The Strand: the most expensive residential property in the United States
by Tony Cordi
There is nothing quite like The Strand anywhere else. Bryn Stroyke of Stroyke properties sums it up nicely when he says, “Our small, private, beaches are the best beaches in Los Angeles.” He adds, “They are local, pristine and have great central downtowns.”
However, with fewer than 450 homes on The Strand, the demand for the homes greatly outstrips the supply. This fact is reflected in astonishingly high prices. In fact, the single family land value per square foot exceeds that of any other location in the country.
This supply of coveted homes is further constrained by the fact that the turnover rate for Strand homes is below two percent, with fewer than 40 closed sales in Hermosa Beach and Manhattan Beach combined over the past five years. National Association of Realtors data reveals that the current national turnover rate is seven percent. People who buy on The Strand tend to stay put.
Manhattan and Hermosa have median sales prices higher than over 99 percent of the zip codes in the country. Forbes annual study of median home prices in 2016 for the 29,500 zip codes covering 95 percent of the total population had Manhattan Beach at number 74. Hermosa came in at number 119, with a median price 21 percent below that of Manhattan.
The numbers for Manhattan or Hermosa would skew considerably higher if the Strand homes were isolated in the Forbes study. Newly remodeled Strand homes sell now for over $14 million in both cities and it is becoming increasingly difficult to find anything below $7 million. Interestingly, for the typical lot size in Manhattan, this translates to between $100 million and $200 million per acre.
To put this in perspective, the land cost for a square, 15-foot wide deck or a carport would be well over $500,000, which happens to be double the median sale price for an existing home in the country.
Last year, the most expensive home sale in the nation on the public record was $45 million for a waterfront home with 1.6 acres on prestigious La Gorce Island in Miami, though there were rumored private sales of over $100 million. The record for the most money paid for a home in the U.S. stands at about $150 million in East Hampton, New York, sitting on 18 acres. Scaling these properties to a value per acre yields $4 million and just over $8 million, respectively. The story plays out similarly in all of the exclusive communities across the country.
The increase in Strand property values no doubt has an impact on prices across the beach communities, which leads to higher property tax revenues for the cities. Property tax revenue for Manhattan Beach was slightly over $20 million in their 2012-2013 general budget and has climbed to $27.8 million for this fiscal year.

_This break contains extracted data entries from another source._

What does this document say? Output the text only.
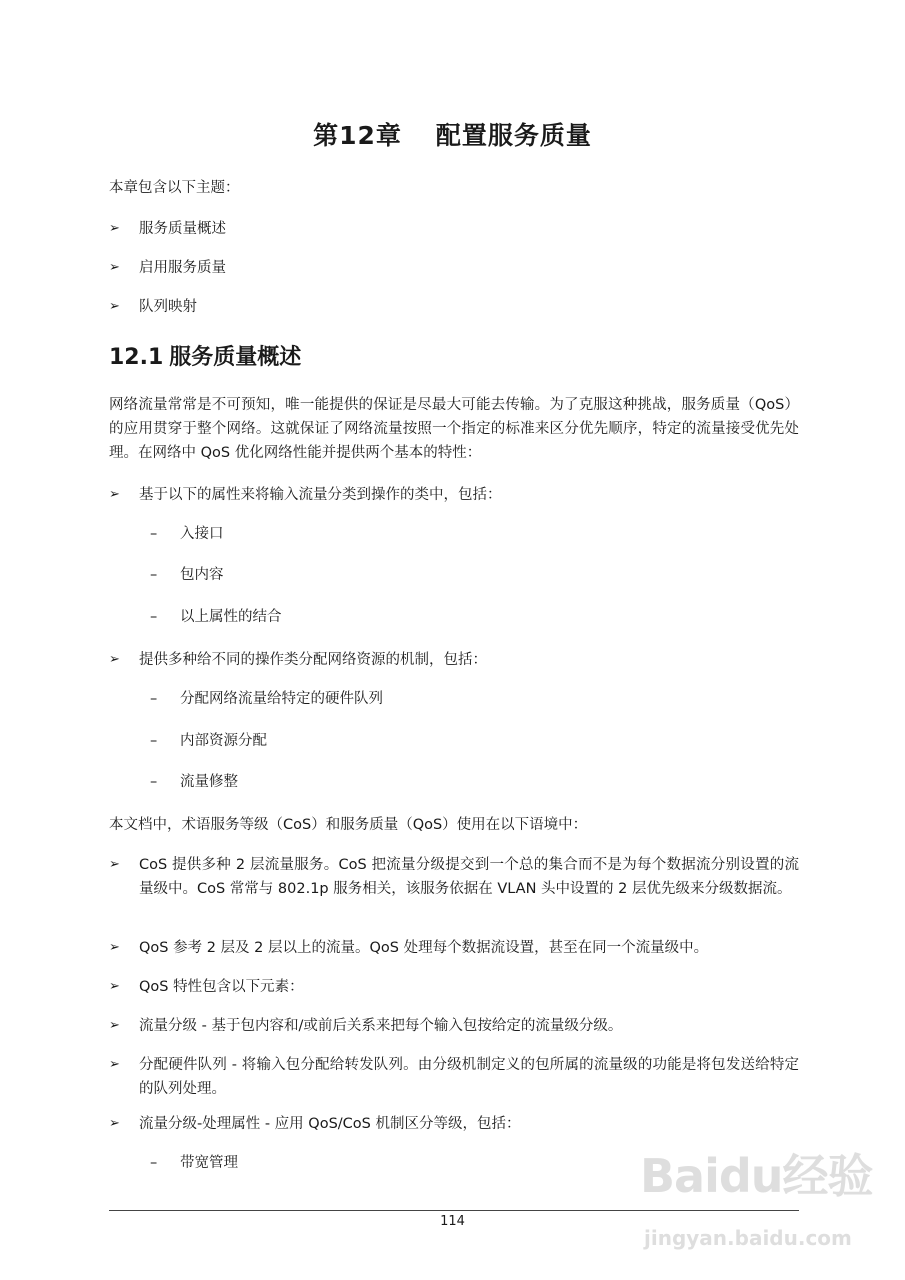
第12章 配置服务质量
本章包含以下主题：
➢	服务质量概述
➢	启用服务质量
➢	队列映射
12.1 服务质量概述
网络流量常常是不可预知，唯一能提供的保证是尽最大可能去传输。为了克服这种挑战，服务质量（QoS）的应用贯穿于整个网络。这就保证了网络流量按照一个指定的标准来区分优先顺序，特定的流量接受优先处理。在网络中 QoS 优化网络性能并提供两个基本的特性：
➢	基于以下的属性来将输入流量分类到操作的类中，包括：
– 入接口
– 包内容
– 以上属性的结合
➢	提供多种给不同的操作类分配网络资源的机制，包括：
– 分配网络流量给特定的硬件队列
– 内部资源分配
– 流量修整
本文档中，术语服务等级（CoS）和服务质量（QoS）使用在以下语境中：
➢	CoS 提供多种 2 层流量服务。CoS 把流量分级提交到一个总的集合而不是为每个数据流分别设置的流量级中。CoS 常常与 802.1p 服务相关，该服务依据在 VLAN 头中设置的 2 层优先级来分级数据流。
➢	QoS 参考 2 层及 2 层以上的流量。QoS 处理每个数据流设置，甚至在同一个流量级中。
➢	QoS 特性包含以下元素：
➢	流量分级 - 基于包内容和/或前后关系来把每个输入包按给定的流量级分级。
➢	分配硬件队列 - 将输入包分配给转发队列。由分级机制定义的包所属的流量级的功能是将包发送给特定的队列处理。
➢	流量分级-处理属性 - 应用 QoS/CoS 机制区分等级，包括：
– 带宽管理	Baidu经验
jingyan.baidu.com
114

Stroyke had a quick response when asked if there is a limit to how high Strand property values might go. He shared the story of how his Realtor parents were the first family to pay $300,000 for a Strand home in Hermosa, many years ago. If asked then if they could see prices ever reaching $1 million or even $2 million one day, they no doubt would have responded positively. However, if asked if $10 million was a possibility they would have thought it absolutely crazy. “It’s impossible when in the moment to conceive of how high values will climb over time,” he said.